Surrogate outcomes are not intrinsically beneficial to patients, but are designed to be easier and faster to measure than clinically meaningful outcomes. The use of surrogates as an endpoint in clinical trials and basis for regulatory approval is common, and frequently exceeds the guidance given by regulatory bodies.

Discussion

In this article, we demonstrate that the use of surrogates in oncology is widespread and increasing. At the same time, the strength of association between the surrogates used and clinically meaningful outcomes is often unknown or weak. Attempts to validate surrogates are rarely undertaken. When this is done, validation relies on only a fraction of available data, and often concludes that the surrogate is poor. Post-marketing studies, designed to ensure drugs have meaningful benefits, are often not performed. Alternatively, if a drug fails to improve quality of life or overall survival, market authorization is rarely revoked. We suggest this reliance on surrogates, and the imprecision surrounding their acceptable use, means that numerous drugs are now approved based on small yet statistically significant increases in surrogates of questionable reliability.
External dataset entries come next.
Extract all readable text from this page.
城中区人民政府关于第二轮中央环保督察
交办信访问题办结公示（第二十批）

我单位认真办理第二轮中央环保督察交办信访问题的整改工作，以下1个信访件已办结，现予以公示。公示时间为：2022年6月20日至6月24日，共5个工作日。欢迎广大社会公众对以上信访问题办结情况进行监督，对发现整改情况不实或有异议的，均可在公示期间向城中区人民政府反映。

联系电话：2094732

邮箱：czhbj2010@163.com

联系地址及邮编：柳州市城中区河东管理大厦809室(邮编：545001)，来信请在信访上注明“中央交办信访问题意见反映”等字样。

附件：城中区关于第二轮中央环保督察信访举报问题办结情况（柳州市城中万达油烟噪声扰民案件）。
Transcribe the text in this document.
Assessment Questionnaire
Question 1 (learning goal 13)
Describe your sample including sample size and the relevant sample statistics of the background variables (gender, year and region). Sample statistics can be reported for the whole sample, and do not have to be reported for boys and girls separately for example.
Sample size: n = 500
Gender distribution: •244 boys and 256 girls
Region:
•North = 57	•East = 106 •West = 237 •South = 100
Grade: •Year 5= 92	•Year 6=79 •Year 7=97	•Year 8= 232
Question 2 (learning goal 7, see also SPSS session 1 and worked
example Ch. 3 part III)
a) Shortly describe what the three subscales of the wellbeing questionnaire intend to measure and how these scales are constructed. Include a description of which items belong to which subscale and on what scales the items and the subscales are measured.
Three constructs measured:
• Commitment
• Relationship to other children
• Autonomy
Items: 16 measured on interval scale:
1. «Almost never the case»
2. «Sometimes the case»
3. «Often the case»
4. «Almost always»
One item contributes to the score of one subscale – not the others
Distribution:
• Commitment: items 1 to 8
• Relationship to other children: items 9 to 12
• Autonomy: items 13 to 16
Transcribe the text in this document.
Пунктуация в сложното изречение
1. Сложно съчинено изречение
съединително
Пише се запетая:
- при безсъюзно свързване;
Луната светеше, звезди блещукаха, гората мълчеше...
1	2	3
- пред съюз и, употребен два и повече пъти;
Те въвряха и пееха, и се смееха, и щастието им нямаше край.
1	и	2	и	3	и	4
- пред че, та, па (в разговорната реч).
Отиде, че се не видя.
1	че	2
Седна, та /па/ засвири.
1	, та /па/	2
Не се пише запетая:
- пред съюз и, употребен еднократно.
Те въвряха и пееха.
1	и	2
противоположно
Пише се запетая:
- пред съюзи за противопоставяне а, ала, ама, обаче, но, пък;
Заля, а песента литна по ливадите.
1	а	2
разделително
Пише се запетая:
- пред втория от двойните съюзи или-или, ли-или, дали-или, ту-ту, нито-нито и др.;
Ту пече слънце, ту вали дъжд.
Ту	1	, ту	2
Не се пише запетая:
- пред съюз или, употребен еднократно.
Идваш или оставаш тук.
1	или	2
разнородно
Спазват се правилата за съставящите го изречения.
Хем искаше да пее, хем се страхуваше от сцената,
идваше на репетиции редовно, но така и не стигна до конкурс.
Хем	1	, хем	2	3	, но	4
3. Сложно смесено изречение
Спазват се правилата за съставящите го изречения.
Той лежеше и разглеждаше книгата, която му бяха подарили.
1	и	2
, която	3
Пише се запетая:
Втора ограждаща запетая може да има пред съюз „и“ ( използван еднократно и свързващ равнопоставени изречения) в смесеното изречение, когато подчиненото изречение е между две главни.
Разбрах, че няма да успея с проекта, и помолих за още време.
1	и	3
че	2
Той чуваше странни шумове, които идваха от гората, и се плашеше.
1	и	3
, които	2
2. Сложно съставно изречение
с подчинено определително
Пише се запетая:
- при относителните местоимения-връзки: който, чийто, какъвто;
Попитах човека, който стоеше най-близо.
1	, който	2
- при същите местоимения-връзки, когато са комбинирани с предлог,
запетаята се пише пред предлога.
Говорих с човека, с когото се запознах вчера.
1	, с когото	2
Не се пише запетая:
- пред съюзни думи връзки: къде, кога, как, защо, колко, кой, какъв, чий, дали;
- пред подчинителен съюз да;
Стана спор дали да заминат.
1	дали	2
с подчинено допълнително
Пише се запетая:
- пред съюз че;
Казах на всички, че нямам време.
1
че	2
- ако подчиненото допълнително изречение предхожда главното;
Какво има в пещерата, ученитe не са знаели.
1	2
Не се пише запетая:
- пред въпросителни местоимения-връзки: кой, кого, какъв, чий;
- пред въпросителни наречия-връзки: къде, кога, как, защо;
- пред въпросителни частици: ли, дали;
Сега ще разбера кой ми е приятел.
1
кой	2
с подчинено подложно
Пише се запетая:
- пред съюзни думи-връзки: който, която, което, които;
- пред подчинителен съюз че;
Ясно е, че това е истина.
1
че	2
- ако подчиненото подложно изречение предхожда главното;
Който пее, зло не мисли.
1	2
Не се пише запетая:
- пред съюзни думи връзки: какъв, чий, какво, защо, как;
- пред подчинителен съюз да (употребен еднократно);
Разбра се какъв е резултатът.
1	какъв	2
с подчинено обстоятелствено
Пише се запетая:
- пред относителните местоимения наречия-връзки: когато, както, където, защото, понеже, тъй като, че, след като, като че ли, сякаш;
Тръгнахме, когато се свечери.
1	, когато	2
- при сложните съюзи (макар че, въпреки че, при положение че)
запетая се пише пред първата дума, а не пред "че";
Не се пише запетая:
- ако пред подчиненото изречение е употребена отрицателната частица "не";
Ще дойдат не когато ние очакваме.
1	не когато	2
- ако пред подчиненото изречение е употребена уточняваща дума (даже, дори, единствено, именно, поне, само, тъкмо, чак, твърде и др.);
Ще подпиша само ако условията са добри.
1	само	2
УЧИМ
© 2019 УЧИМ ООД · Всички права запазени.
In turn, this means the benefits of many approved drugs are uncertain. This is an unacceptable situation for patients and professionals, as prior experience has shown that such uncertainty can be associated with significant harm.

Conclusion

The use of surrogate outcomes should be limited to situations where a surrogate has demonstrated robust ability to predict meaningful benefits, or where cases are dire, rare or with few treatment options. In both cases, surrogates must be used only when continuing studies examining hard endpoints have been fully recruited.